O Desidério engana-se ao julgar que «A homeopatia não prejudica seja quem for, involuntariamente.» Atrasos no tratamento de problemas graves, como o cancro, sobrecarregam o sistema de saúde. O tratamento ineficaz de doenças infecciosas põe em risco a saúde de terceiros, tal como a má prevenção, por exemplo com oscillococcinum em vez de vacinas. Alem disso, muitos produtos homeopáticos são dados a crianças por decisão dos pais. Mas neste ponto o Desidério está apenas mal informado. A confusão é esta: «É irrelevante se a homeopatia realmente ajuda as pessoas ou as prejudica, dado que as pessoas a escolhem em liberdade.» Aqui o Desidério confunde duas noções de liberdade crucialmente diferentes.
Uma é a liberdade como mera ausência de impedimentos externos. Se o Desidério andar à noite numa rua escura pode cair num buraco destapado. Neste sentido, podemos dizer que é livre de cair porque nada impede que o faça. Mas esta liberdade não é necessariamente boa. O outro sentido, o bom e crucialmente diferente, é aquele em que o Desidério só cai no buraco se o deseja consciente das consequências dessa escolha. Se cai por não saber que tiraram a tampa é queda livre mas não é vontade livre. Nas medicinas alternativas passa-se o mesmo. Quem toma um preparado homeopático porque o comprou na farmácia e está convencido que aquilo cura cai num buraco que teria escolhido evitar se soubesse que aquilo não serve para nada.

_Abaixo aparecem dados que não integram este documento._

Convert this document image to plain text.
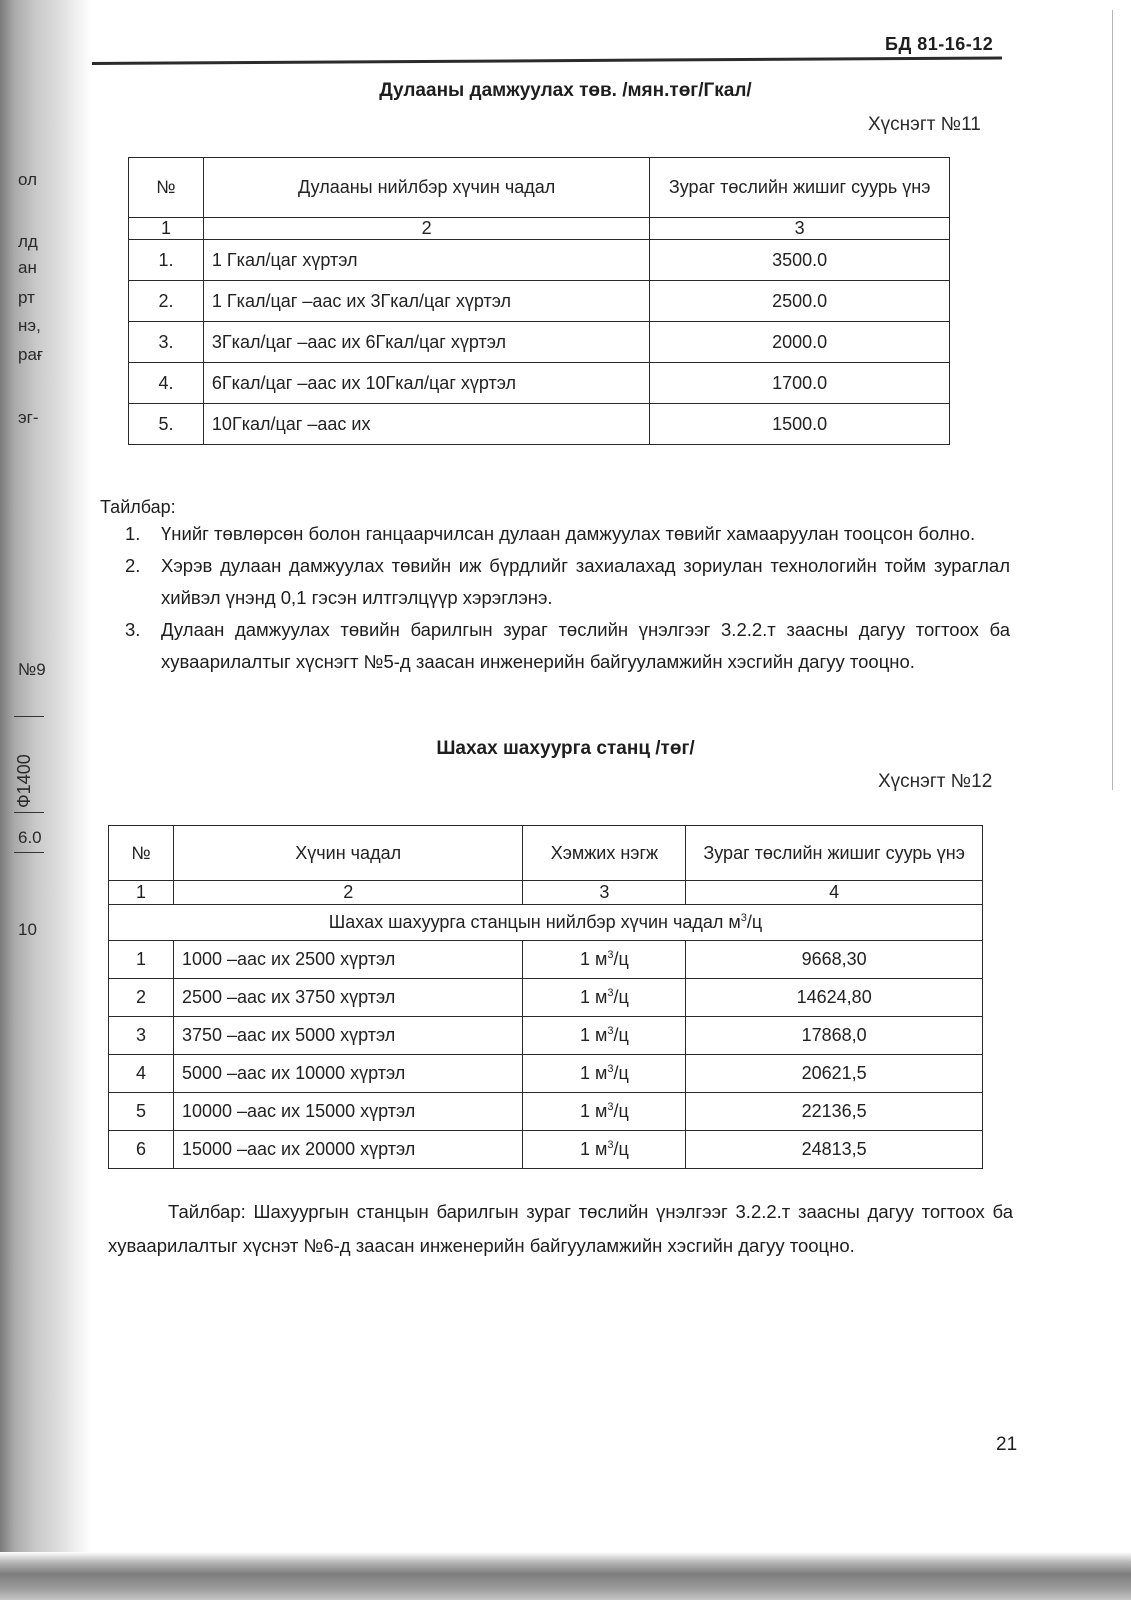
ол
лд
ан
рт
нэ,
рағ
эг-
№9
Ф1400
6.0
10
БД 81-16-12
Дулааны дамжуулах төв. /мян.төг/Гкал/
Хүснэгт №11
№	Дулааны нийлбэр хүчин чадал	Зураг төслийн жишиг суурь үнэ
1	2	3
1.	1 Гкал/цаг хүртэл	3500.0
2.	1 Гкал/цаг –аас их 3Гкал/цаг хүртэл	2500.0
3.	3Гкал/цаг –аас их 6Гкал/цаг хүртэл	2000.0
4.	6Гкал/цаг –аас их 10Гкал/цаг хүртэл	1700.0
5.	10Гкал/цаг –аас их	1500.0
Тайлбар:
1. Үнийг төвлөрсөн болон ганцаарчилсан дулаан дамжуулах төвийг хамааруулан тооцсон болно.
2. Хэрэв дулаан дамжуулах төвийн иж бүрдлийг захиалахад зориулан технологийн тойм зураглал хийвэл үнэнд 0,1 гэсэн илтгэлцүүр хэрэглэнэ.
3. Дулаан дамжуулах төвийн барилгын зураг төслийн үнэлгээг 3.2.2.т заасны дагуу тогтоох ба хуваарилалтыг хүснэгт №5-д заасан инженерийн байгууламжийн хэсгийн дагуу тооцно.
Шахах шахуурга станц /төг/
Хүснэгт №12
№	Хүчин чадал	Хэмжих нэгж	Зураг төслийн жишиг суурь үнэ
1	2	3	4
Шахах шахуурга станцын нийлбэр хүчин чадал $м^3/ц$			
1	1000 –аас их 2500 хүртэл	1 $м^3/ц$	9668,30
2	2500 –аас их 3750 хүртэл	1 $м^3/ц$	14624,80
3	3750 –аас их 5000 хүртэл	1 $м^3/ц$	17868,0
4	5000 –аас их 10000 хүртэл	1 $м^3/ц$	20621,5
5	10000 –аас их 15000 хүртэл	1 $м^3/ц$	22136,5
6	15000 –аас их 20000 хүртэл	1 $м^3/ц$	24813,5

Тайлбар: Шахуургын станцын барилгын зураг төслийн үнэлгээг 3.2.2.т заасны дагуу тогтоох ба хуваарилалтыг хүснэт №6-д заасан инженерийн байгууламжийн хэсгийн дагуу тооцно.

21
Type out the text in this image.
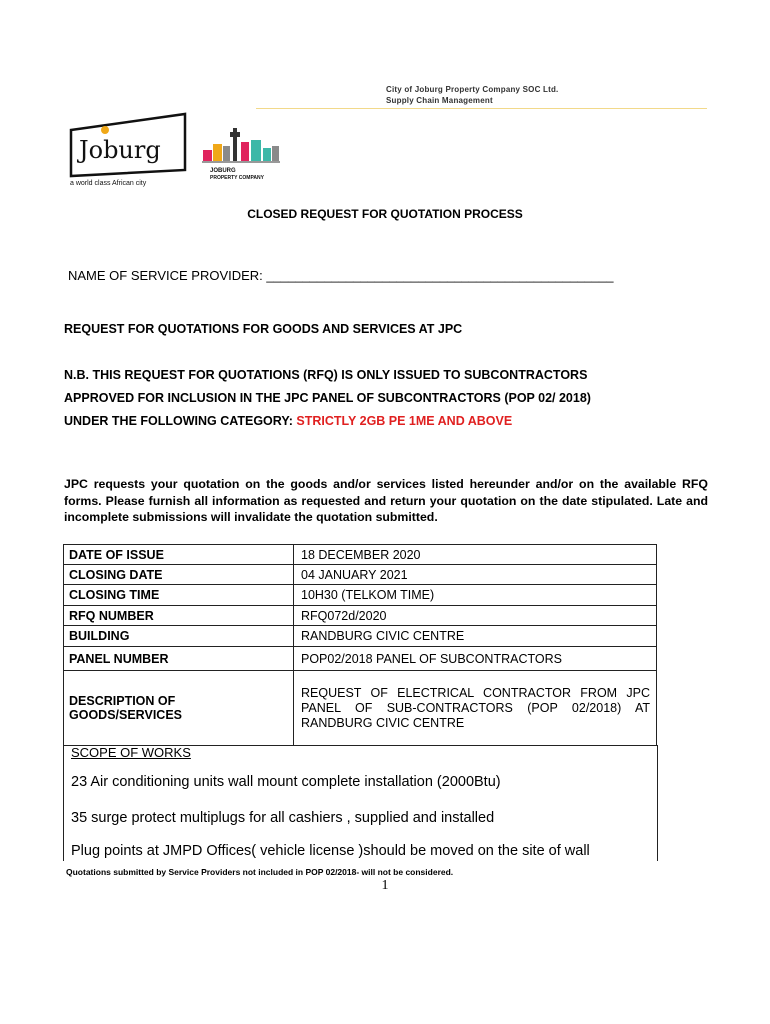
City of Joburg Property Company SOC Ltd.
Supply Chain Management
Joburg
a world class African city
JOBURG
PROPERTY COMPANY
CLOSED REQUEST FOR QUOTATION PROCESS
NAME OF SERVICE PROVIDER: ________________________________________________
REQUEST FOR QUOTATIONS FOR GOODS AND SERVICES AT JPC
N.B. THIS REQUEST FOR QUOTATIONS (RFQ) IS ONLY ISSUED TO SUBCONTRACTORS
APPROVED FOR INCLUSION IN THE JPC PANEL OF SUBCONTRACTORS (POP 02/ 2018)
UNDER THE FOLLOWING CATEGORY: STRICTLY 2GB PE 1ME AND ABOVE
JPC requests your quotation on the goods and/or services listed hereunder and/or on the available RFQ forms. Please furnish all information as requested and return your quotation on the date stipulated. Late and incomplete submissions will invalidate the quotation submitted.
DATE OF ISSUE	18 DECEMBER 2020
CLOSING DATE	04 JANUARY 2021
CLOSING TIME	10H30 (TELKOM TIME)
RFQ NUMBER	RFQ072d/2020
BUILDING	RANDBURG CIVIC CENTRE
PANEL NUMBER	POP02/2018 PANEL OF SUBCONTRACTORS

DESCRIPTION OF
GOODS/SERVICES	REQUEST OF ELECTRICAL CONTRACTOR FROM JPC PANEL OF SUB-CONTRACTORS (POP 02/2018) AT RANDBURG CIVIC CENTRE
SCOPE OF WORKS
23 Air conditioning units wall mount complete installation (2000Btu)
35 surge protect multiplugs for all cashiers , supplied and installed
Plug points at JMPD Offices( vehicle license )should be moved on the site of wall
Quotations submitted by Service Providers not included in POP 02/2018- will not be considered.
1
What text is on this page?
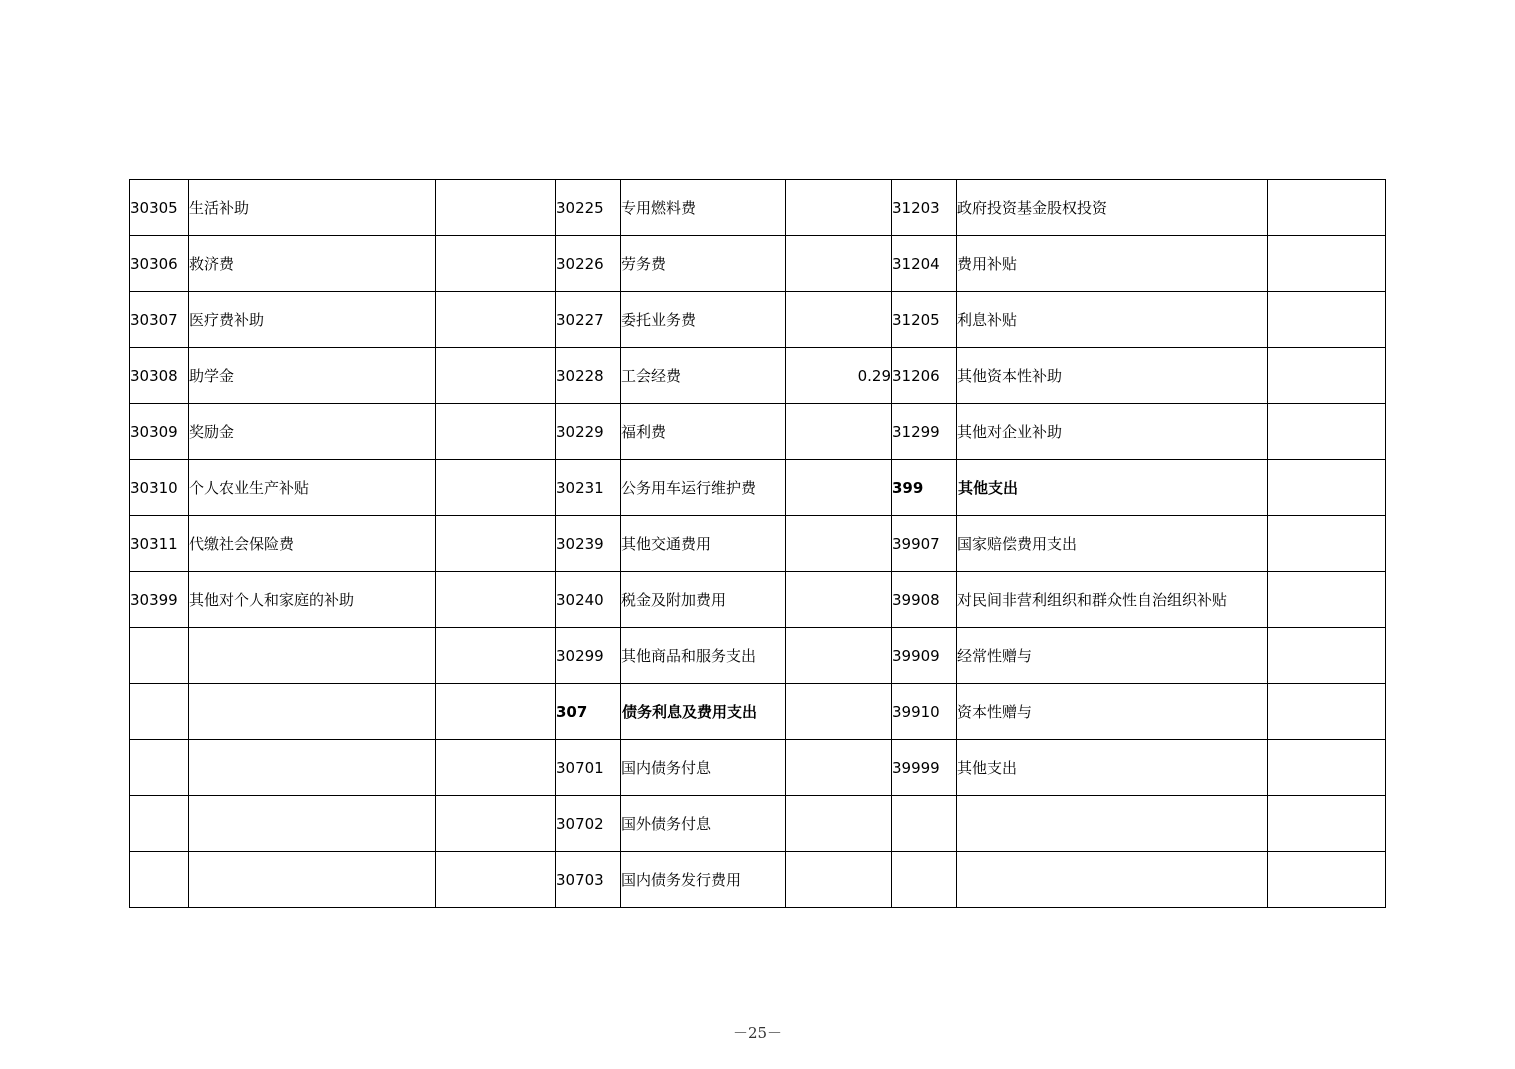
30305	生活补助		30225	专用燃料费		31203	政府投资基金股权投资	
30306	救济费		30226	劳务费		31204	费用补贴	
30307	医疗费补助		30227	委托业务费		31205	利息补贴	
30308	助学金		30228	工会经费	0.29	31206	其他资本性补助	
30309	奖励金		30229	福利费		31299	其他对企业补助	
30310	个人农业生产补贴		30231	公务用车运行维护费		399	其他支出	
30311	代缴社会保险费		30239	其他交通费用		39907	国家赔偿费用支出	
30399	其他对个人和家庭的补助		30240	税金及附加费用		39908	对民间非营利组织和群众性自治组织补贴	
			30299	其他商品和服务支出		39909	经常性赠与	
			307	债务利息及费用支出		39910	资本性赠与	
			30701	国内债务付息		39999	其他支出	
			30702	国外债务付息				
			30703	国内债务发行费用				
－25－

Finalmente, parece que o Desidério confunde um outro detalhe. «Isto porque sempre que excluímos dos nossos arranjos legislativos quem acredita nisto ou naquilo ou quem vive desta ou daquela maneira, estamos a oprimir essas mesmas pessoas, não lhes reconhecendo o direito a sentirem-se tão realizadas e aceites quanto nós mesmos.» A certificação de cursos e profissionais não tem como propósito fazer as pessoas sentir-se aceites ou realizadas. O objectivo é proteger o consumidor. Por exemplo, para que quando está doente e consulta um profissional de saúde possa confiar que este sabe diagnosticar e tratar doenças.
O que o David Marçal defende não é uma imposição de ideias. Mesmo sem a certificação oficial da homeopatia e afins as pessoas seriam livres de pensar o que quisessem. Também não é a proibição da prática de disparates; é apenas que o estado não seja cúmplice na venda enganosa de disparates inúteis como se fossem tratamentos eficazes. E não é um ataque à liberdade das pessoas. Pelo contrário, o problema que o David Marçal aponta é que a certificação estatal destas tretas retira liberdade de escolha porque induz as pessoas em erro. Ironicamente, o título do post do Desidério é «Em defesa da aldrabice.» Mais uma confusão entre dois conceitos crucialmente diferentes. Uma é a aldrabice no sentido de trapalhada. A essa todos têm direito. Mas outra, bem diferente, é a aldrabice ardilosa que serve para enganar. Essa não é um direito. É uma violação da tal liberdade que o Desidério diz defender, e é crucial distinguir cuidadosamente entre a liberdade de escolher e a liberdade de aldrabar os outros.
1- Público, Vai ser preciso tirar um curso para praticar acupunctura
2- David Marçal, Regulamentação das medicinas alternativas é uma aldrabice convencional
3- Desidério Murcho, Em defesa da aldrabice.
Adenda: os gambosinos (com s) afinal existem. Obrigado, D. Barbosa, por esta espantosa novidade. No entanto, não são o mesmo que os gambozinos (obrigado, António Parente).